O POVO – Comparando os períodos históricos de lá e cá, você vê que está cada vez mais difícil falar em paz e união. Você vê povos inteiros atravessando fronteiras, gente criando muros. Ainda é possível acreditar nesse mundo ideal de paz entre povos?
Gilberto Gil – Aquela juventude era uma juventude para quem a paz era um dado ideológico, era uma grande ideia a ser assumida, Hoje não, está todo mundo mais preso nesse chafurdar nessas lamas várias que têm por aí.
O POVO – Você já chegou a se perguntar “o que é que eu aprendi”? Você tem essa percepção de qual foi a lição?
Gilberto Gil – Eu entendo de forma diferente do que eu entendia no passado. Muita coisa que eu na infância não entendia de modo algum, que hoje em dia entendo, mas também todas essas etapas vão estabelecendo um desentendimento cada vez maior de tudo.
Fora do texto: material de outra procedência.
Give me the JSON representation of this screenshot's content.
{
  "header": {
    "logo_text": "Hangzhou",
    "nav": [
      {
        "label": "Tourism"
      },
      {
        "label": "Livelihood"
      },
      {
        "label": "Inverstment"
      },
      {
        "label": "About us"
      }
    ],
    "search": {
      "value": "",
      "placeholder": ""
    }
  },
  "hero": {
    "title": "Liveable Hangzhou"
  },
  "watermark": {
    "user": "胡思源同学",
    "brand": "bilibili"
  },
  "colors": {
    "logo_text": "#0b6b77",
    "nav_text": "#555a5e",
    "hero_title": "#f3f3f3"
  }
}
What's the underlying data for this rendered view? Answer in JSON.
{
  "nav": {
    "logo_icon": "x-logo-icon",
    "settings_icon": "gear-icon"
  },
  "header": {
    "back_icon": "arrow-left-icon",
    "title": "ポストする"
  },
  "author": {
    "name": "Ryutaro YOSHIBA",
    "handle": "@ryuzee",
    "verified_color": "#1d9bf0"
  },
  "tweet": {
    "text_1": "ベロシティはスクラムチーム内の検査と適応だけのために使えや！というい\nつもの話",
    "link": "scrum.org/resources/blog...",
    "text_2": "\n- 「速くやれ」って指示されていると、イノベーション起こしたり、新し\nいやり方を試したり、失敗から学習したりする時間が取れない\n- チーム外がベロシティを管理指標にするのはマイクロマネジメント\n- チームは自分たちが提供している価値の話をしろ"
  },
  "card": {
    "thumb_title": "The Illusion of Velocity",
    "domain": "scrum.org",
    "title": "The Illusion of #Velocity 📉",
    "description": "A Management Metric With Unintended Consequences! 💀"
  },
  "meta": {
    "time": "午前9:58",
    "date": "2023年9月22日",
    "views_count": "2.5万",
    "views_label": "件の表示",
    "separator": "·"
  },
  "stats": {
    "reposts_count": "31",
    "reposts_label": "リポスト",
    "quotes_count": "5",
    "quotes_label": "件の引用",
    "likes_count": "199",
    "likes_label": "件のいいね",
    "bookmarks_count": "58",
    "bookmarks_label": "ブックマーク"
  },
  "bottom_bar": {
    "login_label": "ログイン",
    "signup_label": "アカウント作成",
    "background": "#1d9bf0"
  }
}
Quer dizer é o vazio que vai preenchendo tudo. Estou cheio de vazio, cada vez mais cheio de vazio, cada vez mais interrogativo em relação a mim mesmo e em relação à existência. E é isso, vamos aprendendo o que está escrito lá no portal de Delphos: “sei que não sei”.
O POVO – A busca pela felicidade, essa busca eterna de todos nós, ela ainda é cara a você?
Gilberto Gil – É só o que se faz, é só o que eu faço. O remédio para a dor, o bálsamo para a alma ferida, a cura para os males do corpo. A felicidade é isso, essa procura permanente por melhora, por estados melhorados de vida, felicidade é isso. É você saber que a vida já é o instrumento em si que lhe proporciona outros instrumentos com os quais você vai pintando ali, cinzelando acolá, entalhando ali, caiando acolá, cimentando, fazendo as coisas que vão lhe trazendo bem estar. Felicidade é viver bem e viver bem é processo, uma busca permanente. É o que já falei aqui, é uma produção.
O POVO – E a gratidão? Ela faz parte do cimento dessa construção?
Gilberto Gil – Fundamental! Ainda outro dia eu estava falando para mim mesmo, em relação a um momento que eu estava vivendo e uma reflexão que eu estava fazendo e me veio a sensação muito clara de que, se eu pudesse reduzir tudo que sai de dentro de mim para fora, eu resumiria numa palavra que é exatamente “gratidão”.